Thanks in advance for your explanations
EDIT: I've seen there is a subproject of Apache Felix called OBR that seems to facilitate bundles management (e.g. deployment). But, we already have a Maven architecture with local repositories, private repositories... How is OBR integrated to Maven?
If you want to use OSGi together with maven then I recommend Apache Karaf as a server which can use the Felix OSGi framework. The advantage is that you can install bundles directly from maven repositories using mvn: urls.
If you just use Apache Karaf with a maven repo then you have no transitive resolution at runtime. You have to install all bundles you need. What helps a lot is that karaf has the concept of features. So you can use the features as coarse grained building blocks. You can also create your own features where you refer to other features and bundles. This allows to install your whole app with one command.

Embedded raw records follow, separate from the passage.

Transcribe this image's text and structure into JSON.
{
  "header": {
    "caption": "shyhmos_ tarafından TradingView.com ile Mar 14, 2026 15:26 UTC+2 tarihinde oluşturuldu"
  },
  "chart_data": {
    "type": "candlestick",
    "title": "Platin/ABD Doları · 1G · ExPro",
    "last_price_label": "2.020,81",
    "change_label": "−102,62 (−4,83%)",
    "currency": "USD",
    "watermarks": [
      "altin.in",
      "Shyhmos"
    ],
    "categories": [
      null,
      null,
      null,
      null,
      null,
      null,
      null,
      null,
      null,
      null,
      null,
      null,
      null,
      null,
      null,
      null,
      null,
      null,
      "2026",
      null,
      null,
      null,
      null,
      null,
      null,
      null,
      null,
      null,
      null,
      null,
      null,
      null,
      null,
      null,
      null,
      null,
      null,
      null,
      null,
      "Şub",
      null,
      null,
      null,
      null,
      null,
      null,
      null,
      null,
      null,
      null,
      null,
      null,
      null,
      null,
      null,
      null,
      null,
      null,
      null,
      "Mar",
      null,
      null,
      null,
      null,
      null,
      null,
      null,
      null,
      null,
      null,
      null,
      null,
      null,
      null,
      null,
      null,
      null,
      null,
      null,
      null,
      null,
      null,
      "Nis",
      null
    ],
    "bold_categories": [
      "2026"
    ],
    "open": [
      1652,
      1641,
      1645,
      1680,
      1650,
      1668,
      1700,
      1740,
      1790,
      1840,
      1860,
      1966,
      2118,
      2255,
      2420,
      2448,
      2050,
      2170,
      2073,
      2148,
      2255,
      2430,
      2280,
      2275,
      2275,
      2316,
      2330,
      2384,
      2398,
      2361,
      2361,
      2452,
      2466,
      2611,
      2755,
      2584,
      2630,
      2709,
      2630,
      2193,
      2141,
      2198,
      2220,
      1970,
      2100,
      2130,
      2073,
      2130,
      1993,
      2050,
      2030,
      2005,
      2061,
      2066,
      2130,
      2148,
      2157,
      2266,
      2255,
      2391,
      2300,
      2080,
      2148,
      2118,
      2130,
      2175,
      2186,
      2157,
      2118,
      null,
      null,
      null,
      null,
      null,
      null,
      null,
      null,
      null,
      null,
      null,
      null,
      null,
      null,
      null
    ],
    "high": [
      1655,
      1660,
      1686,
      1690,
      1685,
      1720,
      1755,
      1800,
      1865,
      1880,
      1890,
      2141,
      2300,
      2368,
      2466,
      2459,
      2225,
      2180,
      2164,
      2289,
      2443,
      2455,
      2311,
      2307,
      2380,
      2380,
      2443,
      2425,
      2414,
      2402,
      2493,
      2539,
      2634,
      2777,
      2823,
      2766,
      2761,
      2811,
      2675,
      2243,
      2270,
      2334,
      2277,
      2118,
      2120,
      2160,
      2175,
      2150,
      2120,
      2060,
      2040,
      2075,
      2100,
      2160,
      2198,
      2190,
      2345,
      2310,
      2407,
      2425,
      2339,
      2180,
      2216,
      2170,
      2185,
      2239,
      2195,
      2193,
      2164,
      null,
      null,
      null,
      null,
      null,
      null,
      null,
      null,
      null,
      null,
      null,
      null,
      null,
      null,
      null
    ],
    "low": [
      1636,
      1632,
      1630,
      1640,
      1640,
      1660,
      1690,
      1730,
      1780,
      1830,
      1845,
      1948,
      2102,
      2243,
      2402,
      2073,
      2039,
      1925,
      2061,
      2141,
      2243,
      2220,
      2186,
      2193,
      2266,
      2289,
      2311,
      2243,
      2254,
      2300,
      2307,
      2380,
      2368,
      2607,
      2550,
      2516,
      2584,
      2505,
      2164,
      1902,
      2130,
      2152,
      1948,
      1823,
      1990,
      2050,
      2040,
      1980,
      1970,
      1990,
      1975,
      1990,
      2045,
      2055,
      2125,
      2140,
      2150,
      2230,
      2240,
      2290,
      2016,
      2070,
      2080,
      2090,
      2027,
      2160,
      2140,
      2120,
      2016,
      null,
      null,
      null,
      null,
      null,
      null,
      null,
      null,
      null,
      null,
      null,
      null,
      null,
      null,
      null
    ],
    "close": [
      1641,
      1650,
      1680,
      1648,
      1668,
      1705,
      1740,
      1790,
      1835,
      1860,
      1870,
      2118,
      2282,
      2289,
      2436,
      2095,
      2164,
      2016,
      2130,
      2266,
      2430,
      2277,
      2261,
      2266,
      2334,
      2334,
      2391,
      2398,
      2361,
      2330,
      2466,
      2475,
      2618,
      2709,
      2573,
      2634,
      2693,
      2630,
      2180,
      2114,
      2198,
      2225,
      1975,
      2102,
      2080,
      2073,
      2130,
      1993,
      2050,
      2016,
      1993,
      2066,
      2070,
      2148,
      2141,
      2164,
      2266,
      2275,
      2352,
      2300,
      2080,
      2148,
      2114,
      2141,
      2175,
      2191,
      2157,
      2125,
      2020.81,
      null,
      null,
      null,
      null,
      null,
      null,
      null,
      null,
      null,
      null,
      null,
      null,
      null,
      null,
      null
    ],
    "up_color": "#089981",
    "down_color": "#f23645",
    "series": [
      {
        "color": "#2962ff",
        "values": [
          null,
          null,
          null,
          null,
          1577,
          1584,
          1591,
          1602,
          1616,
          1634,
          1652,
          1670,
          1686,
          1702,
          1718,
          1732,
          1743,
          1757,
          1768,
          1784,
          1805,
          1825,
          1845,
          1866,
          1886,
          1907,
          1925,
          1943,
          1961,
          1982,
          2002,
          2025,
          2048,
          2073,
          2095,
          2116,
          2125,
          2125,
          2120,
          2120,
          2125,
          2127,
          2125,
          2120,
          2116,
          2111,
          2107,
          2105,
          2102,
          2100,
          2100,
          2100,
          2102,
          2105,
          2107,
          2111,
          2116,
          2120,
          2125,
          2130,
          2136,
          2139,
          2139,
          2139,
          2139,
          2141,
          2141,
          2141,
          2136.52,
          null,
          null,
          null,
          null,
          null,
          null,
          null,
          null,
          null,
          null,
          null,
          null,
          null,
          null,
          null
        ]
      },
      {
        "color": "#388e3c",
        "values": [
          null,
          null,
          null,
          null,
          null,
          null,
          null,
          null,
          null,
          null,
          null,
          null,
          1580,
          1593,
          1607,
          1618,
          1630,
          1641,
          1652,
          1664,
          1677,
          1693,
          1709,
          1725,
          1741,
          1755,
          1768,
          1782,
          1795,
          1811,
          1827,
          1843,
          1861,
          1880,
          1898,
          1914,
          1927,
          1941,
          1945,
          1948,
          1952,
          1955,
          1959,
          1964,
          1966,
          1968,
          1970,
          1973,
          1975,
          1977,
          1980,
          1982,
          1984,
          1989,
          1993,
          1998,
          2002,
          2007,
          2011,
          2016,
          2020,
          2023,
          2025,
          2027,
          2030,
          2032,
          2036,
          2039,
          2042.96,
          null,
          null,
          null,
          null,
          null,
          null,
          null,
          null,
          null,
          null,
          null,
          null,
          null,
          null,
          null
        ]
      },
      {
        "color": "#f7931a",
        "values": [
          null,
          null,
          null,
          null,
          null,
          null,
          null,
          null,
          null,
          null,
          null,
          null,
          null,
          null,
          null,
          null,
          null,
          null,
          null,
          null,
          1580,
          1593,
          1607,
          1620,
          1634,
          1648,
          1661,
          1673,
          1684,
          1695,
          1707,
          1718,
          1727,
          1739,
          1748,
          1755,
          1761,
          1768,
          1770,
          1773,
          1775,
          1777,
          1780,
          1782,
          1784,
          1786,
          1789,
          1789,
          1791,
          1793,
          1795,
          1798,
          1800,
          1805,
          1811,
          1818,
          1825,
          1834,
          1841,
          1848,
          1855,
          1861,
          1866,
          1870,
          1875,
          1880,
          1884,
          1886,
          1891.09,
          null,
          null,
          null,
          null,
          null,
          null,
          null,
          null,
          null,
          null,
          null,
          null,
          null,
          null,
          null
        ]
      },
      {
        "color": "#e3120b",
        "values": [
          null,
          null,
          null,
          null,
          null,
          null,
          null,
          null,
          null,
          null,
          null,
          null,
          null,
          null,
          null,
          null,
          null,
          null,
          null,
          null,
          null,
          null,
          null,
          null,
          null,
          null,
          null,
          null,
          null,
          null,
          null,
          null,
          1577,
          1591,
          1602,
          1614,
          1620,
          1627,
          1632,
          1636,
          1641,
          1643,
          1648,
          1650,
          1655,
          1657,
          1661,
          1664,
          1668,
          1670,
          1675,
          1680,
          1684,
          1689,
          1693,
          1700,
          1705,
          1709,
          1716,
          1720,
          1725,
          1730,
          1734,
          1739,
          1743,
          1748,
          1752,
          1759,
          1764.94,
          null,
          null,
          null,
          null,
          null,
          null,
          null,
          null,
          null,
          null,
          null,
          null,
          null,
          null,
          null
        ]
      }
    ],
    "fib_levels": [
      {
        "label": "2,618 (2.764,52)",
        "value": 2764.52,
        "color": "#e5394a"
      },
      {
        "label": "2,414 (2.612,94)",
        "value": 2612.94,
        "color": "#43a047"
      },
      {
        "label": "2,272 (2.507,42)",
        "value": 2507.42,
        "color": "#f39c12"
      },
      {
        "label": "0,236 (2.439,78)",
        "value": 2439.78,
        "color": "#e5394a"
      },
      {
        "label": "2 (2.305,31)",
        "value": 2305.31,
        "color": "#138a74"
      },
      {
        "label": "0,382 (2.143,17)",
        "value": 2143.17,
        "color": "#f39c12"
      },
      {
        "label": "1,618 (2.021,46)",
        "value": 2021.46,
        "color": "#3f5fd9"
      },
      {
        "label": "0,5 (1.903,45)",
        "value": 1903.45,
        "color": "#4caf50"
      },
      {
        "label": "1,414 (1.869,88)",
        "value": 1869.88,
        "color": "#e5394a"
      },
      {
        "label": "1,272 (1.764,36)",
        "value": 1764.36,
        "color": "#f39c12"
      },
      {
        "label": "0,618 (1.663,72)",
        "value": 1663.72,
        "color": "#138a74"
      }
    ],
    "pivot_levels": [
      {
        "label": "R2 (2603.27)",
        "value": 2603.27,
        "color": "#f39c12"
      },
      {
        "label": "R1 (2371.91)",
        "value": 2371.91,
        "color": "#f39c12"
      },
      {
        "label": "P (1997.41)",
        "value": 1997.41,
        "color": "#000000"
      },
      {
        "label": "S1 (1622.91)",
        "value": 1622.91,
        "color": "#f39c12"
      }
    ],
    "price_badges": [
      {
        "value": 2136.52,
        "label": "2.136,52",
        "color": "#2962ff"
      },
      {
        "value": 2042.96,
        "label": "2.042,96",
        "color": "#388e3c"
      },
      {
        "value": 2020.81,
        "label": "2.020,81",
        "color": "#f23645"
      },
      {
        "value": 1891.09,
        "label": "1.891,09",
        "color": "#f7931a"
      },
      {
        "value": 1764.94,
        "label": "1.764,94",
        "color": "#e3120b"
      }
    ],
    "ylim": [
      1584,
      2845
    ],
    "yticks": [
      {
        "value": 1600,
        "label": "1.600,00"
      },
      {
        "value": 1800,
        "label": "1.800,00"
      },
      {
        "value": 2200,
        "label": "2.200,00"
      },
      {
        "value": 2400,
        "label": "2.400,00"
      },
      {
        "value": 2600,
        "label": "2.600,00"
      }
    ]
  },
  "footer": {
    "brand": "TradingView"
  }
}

Felix and Karaf also support OBR but you would have to create your own OBR Repo. There are currently no public OBR repos. The advantage of OBR is that it can resolve most of the transitive dependencies. The Karaf features even work together with OBR so you can just list some top level bundles in the feature and let OBR resolve the rest.
In practice I have good experiences with simple Karaf features without OBR. It is some manual work but less than you would expect and works quite well.
OSGi dependencies are based on Java packages: when a bundle states that it needs to import a given package (indicating a range of versions that are acceptable), the framework will attempt to "wire" that import to a suitable version of that package, that must be exported by another bundle.
If the package cannot be found, the bundle won't be resolved and cannot be started - so yes you'll need to install all bundles that your application requires, and as Christian indicates there are various tools that can help you with that.
A simple way to get the required bundles is to use the maven-dependencies-plugin to grab the bundles from Maven's list of dependencies and copy them somewhere where your app can find them at startup to install them, as done in [2] (in launcher/pom.xml), a small example app that I wrote.
You could also use Sling's maven-launchpad-plugin [3] to generate a runnable jar file that embeds the OSGi framework and all bundles that you need, and sets up everything at startup.
About the import and exports - without going into details, assuming you use the maven-bundle-plugin [1] to build your bundles, you'll specify what packages you want your bundle to export (others will be invisible to other bundles), and the maven-bundle-plugin will generate (in most cases automatically, but you can override that as needed) the list of packages to import, so there's usually not much work if your own code is cleanly split between packages that you want to export and internal implementation packages.
[1] http://felix.apache.org/site/apache-felix-maven-bundle-plugin-bnd.html
[2] https://github.com/bdelacretaz/OSGi-for-mere-mortals
[3] http://sling.apache.org/site/maven-launchpad-plugin.html
Is there a place where I can download Java EE API JARs as OSGi bundles?
I don't know of anywhere where you can do that, but you can wrap the jars and deploy them as bundles with the wrap scheme.
So the command that you would want to use to pull them from maven and wrap them as bundles would be osgi:install -s wrap:mvn:javax/javaee-api/6.0.
Apache Geronimo produces API jars for the Java EE packages and they are all (at least all the ones I've used) OSGi bundles. They are all installed in maven central. You can search for them in maven central here and either download them for use outside maven, or you can add the dependency to your pom and get them that way.